Document processing with DocAI
Introduction
The current deployment of OGRRE uses Google DocAI for digitizing documents.
This page describes the workflow used to process well records through DocAI.
Terminology
Following are terms used in this page:
Term | Synonyms | Definition |
---|---|---|
model | AI model | Trained (DocAI) model that can transform inputs to outputs |
collated documents | Raw PDFs | Multiple-page PDFs containing well records |
splitter | AI model that can extract the PDF pages from collated documents | |
category | A label that identifies a type of document | |
training document | Document used to train an AI model | |
testing document | Document used to assess the accuracy of the AI model as part of the model training | |
classifier | AI model that groups documents into categories for processing | |
schema | Set of attributes that are expected for a document in a given category | |
field | attribute | One named value in a document |
Workflow
Below is a diagram showing an overview of the workflow:
Split
Typical input documents are multiple page PDFs, only some of which contain the data of interest. Different categories of report document have different boundaries, so they are labeled and identified.
Training
The training set is created with the following manual (human) steps, performed on the collated raw PDFs uaing the Google DocAI web interface:
- Identify the document boundaries
- Assign a category, based on titles or content, to separate different collated document types
Google DocAI needs at least 10 training documents and 2 testing documents for each category to automatically apply the categories and boundaries to the rest of the collated documents.
Application
This 'model' of document boundaries and categories can now be applied to the rest of the collated documents.
Then the processing workflow produces files like:
{original file name}_{Splitter label}_{Label count}
.
- A useful original file name is the API number (e.g., if not inside the file itself)
- The "Label countitle: Usage Guide sidebar_position: 2 t" tracks the number of documents with the same “Splitter Label” for a given collated Document
Classify
Once the documents have been split so that only the pages with the desired data are present, they need to be grouped into categories based on document layout.
Training
Classifier category labels are based on the order of when each document type was identified,
using letters as follows: {Splitter Label}_{A,B,C,..}
.
Each document receives one label.
The training set is created by labeling document types. As for the Split step, Google DocAI needs at least 10 training and 2 testing documents for each document type.
Application
The classifier model takes as input the splitter outputs from the previous step and categorizes them into different schema label "bins", which are mapped to different Google buckets for extraction.
Extract
The final step in the workflow is to extract the data from each category of documents.

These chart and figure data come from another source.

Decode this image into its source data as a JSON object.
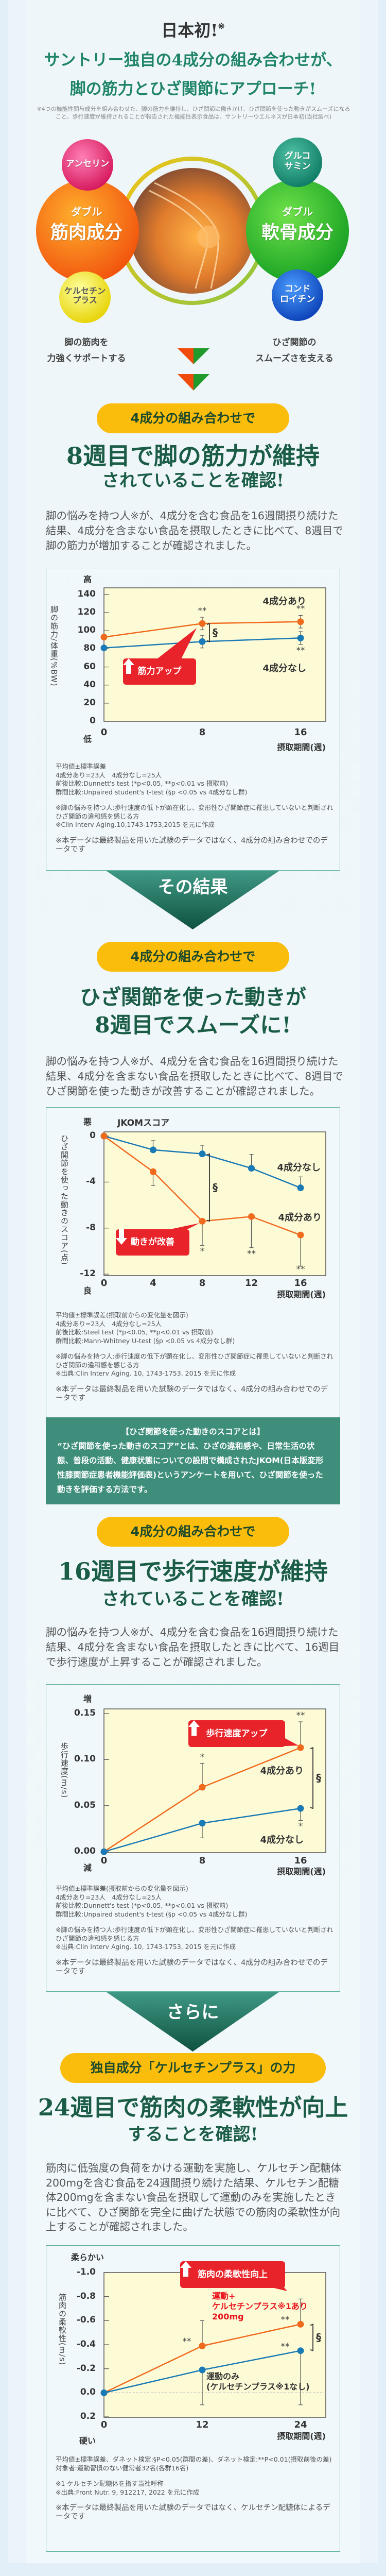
{
  "intro": {
    "badge": "日本初!",
    "badge_mark": "※",
    "headline_lines": [
      "サントリー独自の4成分の組み合わせが、",
      "脚の筋力とひざ関節にアプローチ!"
    ],
    "footnote": "※4つの機能性関与成分を組み合わせた、脚の筋力を維持し、ひざ関節に働きかけ、ひざ関節を使った動きがスムーズになること、歩行速度が維持されることが報告された機能性表示食品は、サントリーウエルネスが日本初(当社調べ)",
    "muscle": {
      "small": "ダブル",
      "big": "筋肉成分",
      "item1": "アンセリン",
      "item2": "ケルセチン\nプラス",
      "caption": [
        "脚の筋肉を",
        "力強くサポートする"
      ]
    },
    "cartilage": {
      "small": "ダブル",
      "big": "軟骨成分",
      "item1": "グルコ\nサミン",
      "item2": "コンド\nロイチン",
      "caption": [
        "ひざ関節の",
        "スムーズさを支える"
      ]
    }
  },
  "colors": {
    "accent_green": "#1a5c45",
    "pill": "#fbbd0c",
    "orange": "#f06a1e",
    "blue": "#1a7ab5",
    "callout_red": "#e9232a",
    "plot_bg": "#fdfbd6",
    "teal": "#3f8e7c"
  },
  "transitions": [
    "その結果",
    "さらに"
  ],
  "sections": [
    {
      "pill": "4成分の組み合わせで",
      "headline": [
        "8週目で脚の筋力が維持",
        "されていることを確認!"
      ],
      "body": "脚の悩みを持つ人※が、4成分を含む食品を16週間摂り続けた結果、4成分を含まない食品を摂取したときに比べて、8週目で脚の筋力が増加することが確認されました。",
      "notes": [
        [
          "平均値±標準誤差",
          "4成分あり=23人　4成分なし=25人",
          "前後比較:Dunnett's test (*p<0.05, **p<0.01 vs 摂取前)",
          "群間比較:Unpaired student's t-test (§p <0.05 vs 4成分なし群)"
        ],
        [
          "※脚の悩みを持つ人:歩行速度の低下が顕在化し、変形性ひざ関節症に罹患していないと判断されひざ関節の違和感を感じる方",
          "※Clin Interv Aging.10,1743-1753,2015 を元に作成"
        ]
      ],
      "disclaimer": "※本データは最終製品を用いた試験のデータではなく、4成分の組み合わせでのデータです"
    },
    {
      "pill": "4成分の組み合わせで",
      "headline": [
        "ひざ関節を使った動きが",
        "8週目でスムーズに!"
      ],
      "body": "脚の悩みを持つ人※が、4成分を含む食品を16週間摂り続けた結果、4成分を含まない食品を摂取したときに比べて、8週目でひざ関節を使った動きが改善することが確認されました。",
      "notes": [
        [
          "平均値±標準誤差(摂取前からの変化量を図示)",
          "4成分あり=23人　4成分なし=25人",
          "前後比較:Steel test (*p<0.05, **p<0.01 vs 摂取前)",
          "群間比較:Mann-Whitney U-test (§p <0.05 vs 4成分なし群)"
        ],
        [
          "※脚の悩みを持つ人:歩行速度の低下が顕在化し、変形性ひざ関節症に罹患していないと判断されひざ関節の違和感を感じる方",
          "※出典:Clin Interv Aging. 10, 1743-1753, 2015 を元に作成"
        ]
      ],
      "disclaimer": "※本データは最終製品を用いた試験のデータではなく、4成分の組み合わせでのデータです"
    },
    {
      "pill": "4成分の組み合わせで",
      "headline": [
        "16週目で歩行速度が維持",
        "されていることを確認!"
      ],
      "body": "脚の悩みを持つ人※が、4成分を含む食品を16週間摂り続けた結果、4成分を含まない食品を摂取したときに比べて、16週目で歩行速度が上昇することが確認されました。",
      "notes": [
        [
          "平均値±標準誤差(摂取前からの変化量を図示)",
          "4成分あり=23人　4成分なし=25人",
          "前後比較:Dunnett's test (*p<0.05, **p<0.01 vs 摂取前)",
          "群間比較:Unpaired student's t-test (§p <0.05 vs 4成分なし群)"
        ],
        [
          "※脚の悩みを持つ人:歩行速度の低下が顕在化し、変形性ひざ関節症に罹患していないと判断されひざ関節の違和感を感じる方",
          "※出典:Clin Interv Aging. 10, 1743-1753, 2015 を元に作成"
        ]
      ],
      "disclaimer": "※本データは最終製品を用いた試験のデータではなく、4成分の組み合わせでのデータです"
    },
    {
      "pill": "独自成分「ケルセチンプラス」の力",
      "headline": [
        "24週目で筋肉の柔軟性が向上",
        "することを確認!"
      ],
      "body": "筋肉に低強度の負荷をかける運動を実施し、ケルセチン配糖体200mgを含む食品を24週間摂り続けた結果、ケルセチン配糖体200mgを含まない食品を摂取して運動のみを実施したときに比べて、ひざ関節を完全に曲げた状態での筋肉の柔軟性が向上することが確認されました。",
      "notes": [
        [
          "平均値±標準誤差、ダネット検定:§P<0.05(群間の差)、ダネット検定:**P<0.01(摂取前後の差)",
          "対象者:運動習慣のない健常者32名(各群16名)"
        ],
        [
          "※1 ケルセチン配糖体を指す当社呼称",
          "※出典:Front Nutr. 9, 912217, 2022 を元に作成"
        ]
      ],
      "disclaimer": "※本データは最終製品を用いた試験のデータではなく、ケルセチン配糖体によるデータです"
    }
  ],
  "jkom": {
    "title": "【ひざ関節を使った動きのスコアとは】",
    "body": "“ひざ関節を使った動きのスコア”とは、ひざの違和感や、日常生活の状態、普段の活動、健康状態についての設問で構成されたJKOM(日本版変形性膝関節症患者機能評価表)というアンケートを用いて、ひざ関節を使った動きを評価する方法です。"
  },
  "chart_data": [
    {
      "type": "line",
      "ylabel": "脚の筋力/体重(%BW)",
      "y_high_label": "高",
      "y_low_label": "低",
      "xlabel": "摂取期間(週)",
      "xticks": [
        "0",
        "8",
        "16"
      ],
      "yticks": [
        "0",
        "20",
        "40",
        "60",
        "80",
        "100",
        "120",
        "140"
      ],
      "ylim": [
        0,
        140
      ],
      "series": [
        {
          "name_lines": [
            "4成分あり"
          ],
          "color": "#f06a1e",
          "x": [
            0,
            8,
            16
          ],
          "values": [
            93,
            108,
            110
          ],
          "error_upper": [
            null,
            115,
            117
          ],
          "error_lower": [
            null,
            101,
            103
          ],
          "sig": [
            null,
            "**",
            "**"
          ]
        },
        {
          "name_lines": [
            "4成分なし"
          ],
          "color": "#1a7ab5",
          "x": [
            0,
            8,
            16
          ],
          "values": [
            81,
            88,
            92
          ],
          "error_upper": [
            null,
            95,
            99
          ],
          "error_lower": [
            null,
            81,
            85
          ],
          "sig": [
            null,
            null,
            "**"
          ]
        }
      ],
      "group_significance": {
        "x": 8,
        "mark": "§"
      },
      "callout": {
        "text": "筋力アップ",
        "arrow": "up"
      }
    },
    {
      "type": "line",
      "title": "JKOMスコア",
      "ylabel": "ひざ関節を使った動きのスコア(点)",
      "y_high_label": "悪",
      "y_low_label": "良",
      "xlabel": "摂取期間(週)",
      "xticks": [
        "0",
        "4",
        "8",
        "12",
        "16"
      ],
      "yticks": [
        "0",
        "-4",
        "-8",
        "-12"
      ],
      "ylim": [
        -12,
        0
      ],
      "series": [
        {
          "name_lines": [
            "4成分なし"
          ],
          "color": "#1a7ab5",
          "x": [
            0,
            4,
            8,
            12,
            16
          ],
          "values": [
            0,
            -1.2,
            -1.55,
            -2.8,
            -4.5
          ],
          "error_upper": [
            null,
            -0.4,
            -0.8,
            -1.6,
            -3.55
          ],
          "error_lower": [
            null,
            null,
            null,
            null,
            null
          ],
          "sig": [
            null,
            null,
            null,
            null,
            null
          ]
        },
        {
          "name_lines": [
            "4成分あり"
          ],
          "color": "#f06a1e",
          "x": [
            0,
            4,
            8,
            12,
            16
          ],
          "values": [
            0,
            -3.1,
            -7.4,
            -7.0,
            -8.6
          ],
          "error_upper": [
            null,
            null,
            null,
            null,
            null
          ],
          "error_lower": [
            null,
            -4.3,
            -9.5,
            -9.7,
            -11.3
          ],
          "sig": [
            null,
            null,
            "*",
            "**",
            "**"
          ]
        }
      ],
      "group_significance": {
        "x": 8,
        "mark": "§"
      },
      "callout": {
        "text": "動きが改善",
        "arrow": "down"
      }
    },
    {
      "type": "line",
      "ylabel": "歩行速度(m/s)",
      "y_high_label": "増",
      "y_low_label": "減",
      "xlabel": "摂取期間(週)",
      "xticks": [
        "0",
        "8",
        "16"
      ],
      "yticks": [
        "0.00",
        "0.05",
        "0.10",
        "0.15"
      ],
      "ylim": [
        0,
        0.15
      ],
      "series": [
        {
          "name_lines": [
            "4成分あり"
          ],
          "color": "#f06a1e",
          "x": [
            0,
            8,
            16
          ],
          "values": [
            0,
            0.07,
            0.113
          ],
          "error_upper": [
            null,
            0.096,
            0.141
          ],
          "error_lower": [
            null,
            null,
            null
          ],
          "sig": [
            null,
            "*",
            "**"
          ]
        },
        {
          "name_lines": [
            "4成分なし"
          ],
          "color": "#1a7ab5",
          "x": [
            0,
            8,
            16
          ],
          "values": [
            0,
            0.031,
            0.047
          ],
          "error_upper": [
            null,
            null,
            null
          ],
          "error_lower": [
            null,
            0.015,
            0.034
          ],
          "sig": [
            null,
            null,
            "*"
          ]
        }
      ],
      "group_significance": {
        "x": 16,
        "mark": "§"
      },
      "callout": {
        "text": "歩行速度アップ",
        "arrow": "up"
      }
    },
    {
      "type": "line",
      "ylabel": "筋肉の柔軟性(m/s)",
      "y_high_label": "柔らかい",
      "y_low_label": "硬い",
      "xlabel": "摂取期間(週)",
      "xticks": [
        "0",
        "12",
        "24"
      ],
      "yticks": [
        "-1.0",
        "-0.8",
        "-0.6",
        "-0.4",
        "-0.2",
        "0.0",
        "0.2"
      ],
      "ylim": [
        0.2,
        -1.0
      ],
      "y_reversed": true,
      "baseline": 0,
      "series": [
        {
          "name_lines": [
            "運動+",
            "ケルセチンプラス※1あり",
            "200mg"
          ],
          "color": "#f06a1e",
          "label_color": "#e8141e",
          "x": [
            0,
            12,
            24
          ],
          "values": [
            0,
            -0.39,
            -0.57
          ],
          "error_upper": [
            null,
            -0.6,
            -0.78
          ],
          "error_lower": [
            null,
            null,
            null
          ],
          "sig": [
            null,
            "**",
            "**"
          ]
        },
        {
          "name_lines": [
            "運動のみ",
            "(ケルセチンプラス※1なし)"
          ],
          "color": "#1a7ab5",
          "label_color": "#333333",
          "x": [
            0,
            12,
            24
          ],
          "values": [
            0,
            -0.19,
            -0.35
          ],
          "error_upper": [
            null,
            null,
            null
          ],
          "error_lower": [
            null,
            0.1,
            0.1
          ],
          "sig": [
            null,
            null,
            "**"
          ]
        }
      ],
      "group_significance": {
        "x": 24,
        "mark": "§"
      },
      "callout": {
        "text": "筋肉の柔軟性向上",
        "arrow": "up"
      }
    }
  ]
}
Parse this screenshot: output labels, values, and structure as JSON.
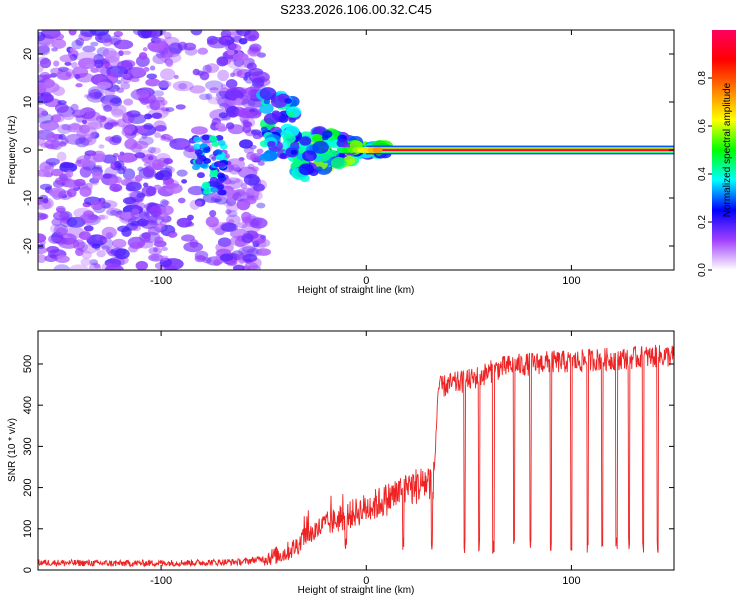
{
  "title": "S233.2026.106.00.32.C45",
  "chart_data": [
    {
      "type": "heatmap",
      "name": "spectrogram",
      "xlabel": "Height of straight line (km)",
      "ylabel": "Frequency (Hz)",
      "xlim": [
        -160,
        150
      ],
      "ylim": [
        -25,
        25
      ],
      "xticks": [
        -100,
        0,
        100
      ],
      "yticks": [
        -20,
        -10,
        0,
        10,
        20
      ],
      "colorbar": {
        "label": "Normalized spectral amplitude",
        "range": [
          0,
          1
        ],
        "ticks": [
          0.0,
          0.2,
          0.4,
          0.6,
          0.8
        ],
        "colors": [
          "#ffffff",
          "#a040ff",
          "#0000ff",
          "#00ffff",
          "#00ff00",
          "#ffff00",
          "#ff8000",
          "#ff0000",
          "#ff0060"
        ]
      },
      "features": {
        "noise_region_km": [
          -160,
          -50
        ],
        "transition_region_km": [
          -50,
          10
        ],
        "carrier_start_km": 0,
        "carrier_frequency_hz": 0,
        "carrier_amplitude": 0.95
      }
    },
    {
      "type": "line",
      "name": "snr",
      "xlabel": "Height of straight line (km)",
      "ylabel": "SNR (10 * v/v)",
      "xlim": [
        -160,
        150
      ],
      "ylim": [
        0,
        580
      ],
      "xticks": [
        -100,
        0,
        100
      ],
      "yticks": [
        0,
        100,
        200,
        300,
        400,
        500
      ],
      "color": "#ee2222",
      "series": [
        {
          "name": "SNR",
          "x": [
            -160,
            -140,
            -120,
            -100,
            -80,
            -60,
            -50,
            -40,
            -35,
            -30,
            -25,
            -20,
            -15,
            -10,
            -5,
            0,
            5,
            10,
            15,
            20,
            25,
            30,
            33,
            35,
            40,
            45,
            50,
            55,
            60,
            65,
            70,
            80,
            90,
            100,
            110,
            120,
            130,
            140,
            150
          ],
          "y": [
            18,
            17,
            16,
            17,
            18,
            20,
            28,
            40,
            55,
            75,
            95,
            110,
            120,
            130,
            140,
            150,
            160,
            172,
            185,
            195,
            205,
            215,
            220,
            440,
            450,
            455,
            460,
            470,
            480,
            490,
            495,
            500,
            505,
            505,
            510,
            512,
            515,
            518,
            520
          ]
        }
      ],
      "dropouts_x": [
        -10,
        18,
        32,
        48,
        55,
        62,
        72,
        80,
        90,
        100,
        108,
        115,
        122,
        128,
        135,
        142
      ]
    }
  ]
}
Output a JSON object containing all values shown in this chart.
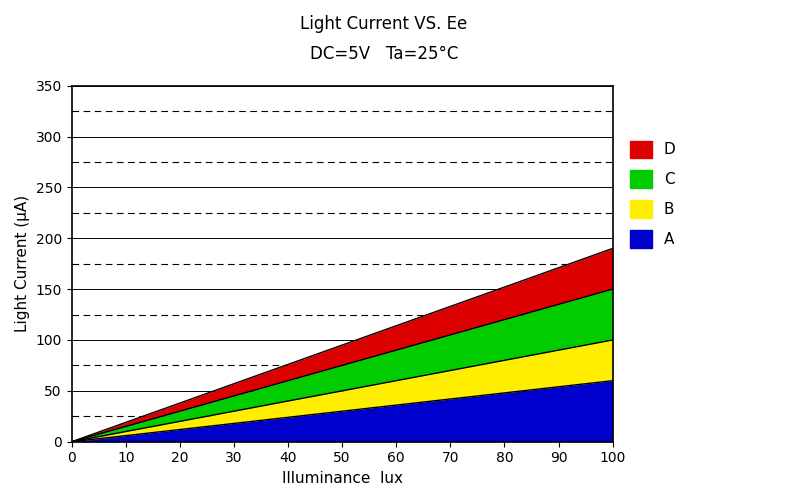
{
  "title_line1": "Light Current VS. Ee",
  "title_line2": "DC=5V   Ta=25°C",
  "xlabel": "Illuminance  lux",
  "ylabel": "Light Current (μA)",
  "xlim": [
    0,
    100
  ],
  "ylim": [
    0,
    350
  ],
  "xticks": [
    0,
    10,
    20,
    30,
    40,
    50,
    60,
    70,
    80,
    90,
    100
  ],
  "yticks": [
    0,
    50,
    100,
    150,
    200,
    250,
    300,
    350
  ],
  "dashed_gridlines": [
    25,
    75,
    125,
    175,
    225,
    275,
    325
  ],
  "bands_back_to_front": [
    {
      "label": "D",
      "color": "#dd0000",
      "top_at_100": 190,
      "bottom_at_100": 150
    },
    {
      "label": "C",
      "color": "#00cc00",
      "top_at_100": 150,
      "bottom_at_100": 100
    },
    {
      "label": "B",
      "color": "#ffee00",
      "top_at_100": 100,
      "bottom_at_100": 60
    },
    {
      "label": "A",
      "color": "#0000cc",
      "top_at_100": 60,
      "bottom_at_100": 0
    }
  ],
  "boundary_tops_at_100": [
    60,
    100,
    150,
    190
  ],
  "legend_labels": [
    "D",
    "C",
    "B",
    "A"
  ],
  "legend_colors": [
    "#dd0000",
    "#00cc00",
    "#ffee00",
    "#0000cc"
  ],
  "background_color": "#ffffff"
}
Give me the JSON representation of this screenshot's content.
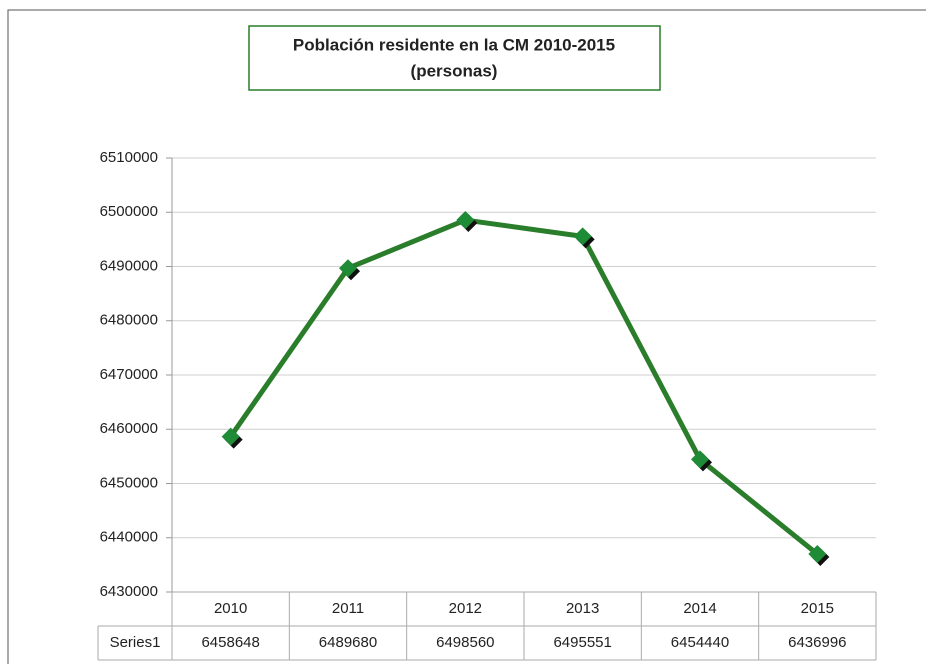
{
  "chart_data": {
    "type": "line",
    "title": "Población residente en la CM 2010-2015",
    "subtitle": "(personas)",
    "categories": [
      "2010",
      "2011",
      "2012",
      "2013",
      "2014",
      "2015"
    ],
    "series": [
      {
        "name": "Series1",
        "color": "#2a7d2a",
        "values": [
          6458648,
          6489680,
          6498560,
          6495551,
          6454440,
          6436996
        ]
      }
    ],
    "ylim": [
      6430000,
      6510000
    ],
    "yticks": [
      6430000,
      6440000,
      6450000,
      6460000,
      6470000,
      6480000,
      6490000,
      6500000,
      6510000
    ],
    "grid": true
  }
}
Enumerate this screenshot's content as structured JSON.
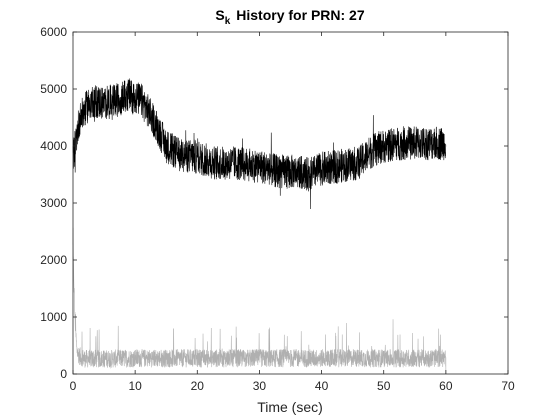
{
  "chart_data": {
    "type": "line",
    "title": "History for PRN: 27",
    "title_symbol": "S",
    "title_subscript": "k",
    "xlabel": "Time (sec)",
    "ylabel": "",
    "xlim": [
      0,
      70
    ],
    "ylim": [
      0,
      6000
    ],
    "xticks": [
      0,
      10,
      20,
      30,
      40,
      50,
      60,
      70
    ],
    "yticks": [
      0,
      1000,
      2000,
      3000,
      4000,
      5000,
      6000
    ],
    "grid": false,
    "legend": "none",
    "series": [
      {
        "color": "#000000",
        "x": [
          0,
          1,
          2,
          3,
          5,
          7,
          9,
          11,
          13,
          15,
          17,
          20,
          23,
          26,
          30,
          33,
          36,
          38,
          40,
          43,
          46,
          48,
          50,
          53,
          56,
          58,
          60
        ],
        "y": [
          3800,
          4450,
          4650,
          4800,
          4750,
          4800,
          4900,
          4800,
          4450,
          4000,
          3850,
          3800,
          3700,
          3700,
          3650,
          3550,
          3550,
          3500,
          3600,
          3650,
          3700,
          3900,
          4000,
          4050,
          4050,
          4050,
          4050
        ],
        "noise": 300
      },
      {
        "color": "#b0b0b0",
        "x": [
          0,
          0.3,
          0.6,
          1,
          2,
          5,
          10,
          20,
          30,
          40,
          50,
          60
        ],
        "y": [
          2200,
          1000,
          400,
          300,
          250,
          250,
          260,
          260,
          260,
          260,
          260,
          260
        ],
        "noise": 200
      }
    ]
  }
}
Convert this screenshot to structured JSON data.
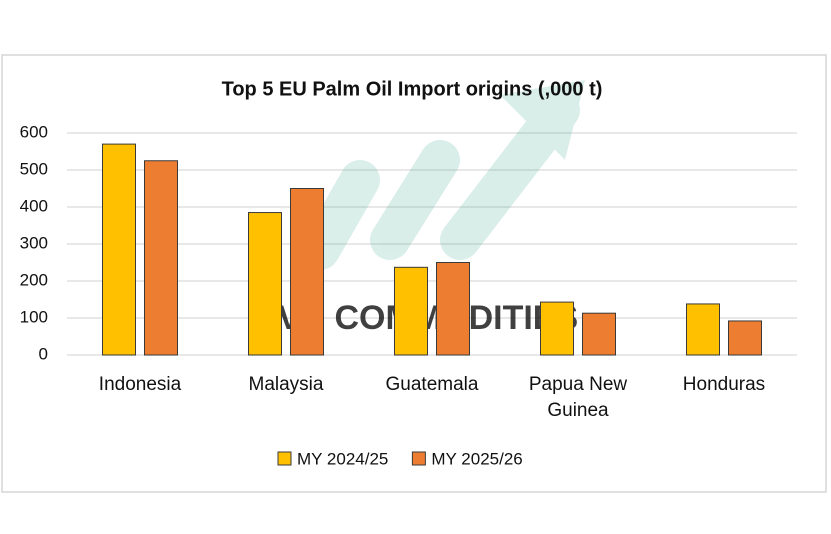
{
  "chart_data": {
    "type": "bar",
    "title": "Top 5 EU Palm Oil Import origins (,000 t)",
    "watermark": "VN COMMODITIES",
    "categories": [
      "Indonesia",
      "Malaysia",
      "Guatemala",
      "Papua New Guinea",
      "Honduras"
    ],
    "series": [
      {
        "name": "MY 2024/25",
        "color": "#FFC000",
        "values": [
          570,
          385,
          237,
          143,
          138
        ]
      },
      {
        "name": "MY 2025/26",
        "color": "#ED7D31",
        "values": [
          525,
          450,
          250,
          113,
          92
        ]
      }
    ],
    "ylim": [
      0,
      600
    ],
    "yticks": [
      0,
      100,
      200,
      300,
      400,
      500,
      600
    ],
    "grid": true,
    "legend": "bottom"
  }
}
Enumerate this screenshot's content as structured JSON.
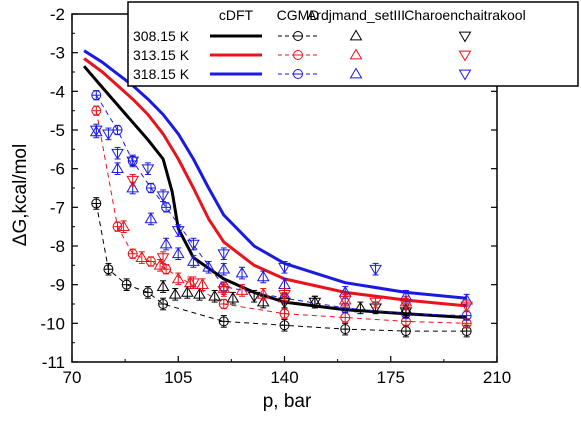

To do this, one must first train the processor, adding schema (field) labels for every field in the category of documents.
Training
Unlike the Split and Classify steps for a field to included in a model, Google DocAI needs the field to be included on at least 10 training and 10 testing documents to create a model. One model is trained for each category identified in the previous Classify step.
Some important things to keep in mind for this process:
- Field labels matching the document text reduces incorrect auto-labeling.
- Field labels may also be included into tables to facilitate grouping tabular data.
- Unless otherwise required, the occurrence setting for fields inside of tables should be
once
. - Documents that have a field labels with the occurrence setting
required
will be excluded from training if that field cannot be detected. - Field labels that may occur more than once should have the occurrence setting
multiple
. - Keeping a record of the field labels, label type, occurrence, field groupings, and page order is best practice.
- When training new models recording the fields that are disabled.
Below are details on the labeling process in Google DocAI:
- Upon opening a document, Google attempts to auto-label any unconfirmed field colored in purple.
- Confirm field bounding boxes that are in the correct position.
- Edit field bounding boxes that are in the wrong position.
- Add field bounding boxes that are missed.
- Bounding boxes must include detected “text”, Document with empty bounding boxes will be excluded from training.
- Extracted text in the labeling process should not be edited.
- The text reader is not part of the model training process.
- Bounding boxes with edited text will be treated as incorrect detections during model testing in correctly reducing the accuracy of the model.
Application
The completed models are applied, in batch mode, with a script that is tied to the OGRRE tool. This process involves 2 steps:
- Before running the script, create a mapping between the trained model and the documents for which it is intended (which correspond to a Google bucket)
- The script takes this mapping and runs the Google DocAI processor to generate digitized data for each, storing the results in the tool database.
The combination of the document image (PDF) and digitized data are used by OGRRE to provide the interface for reviewing and correcting the digitized data.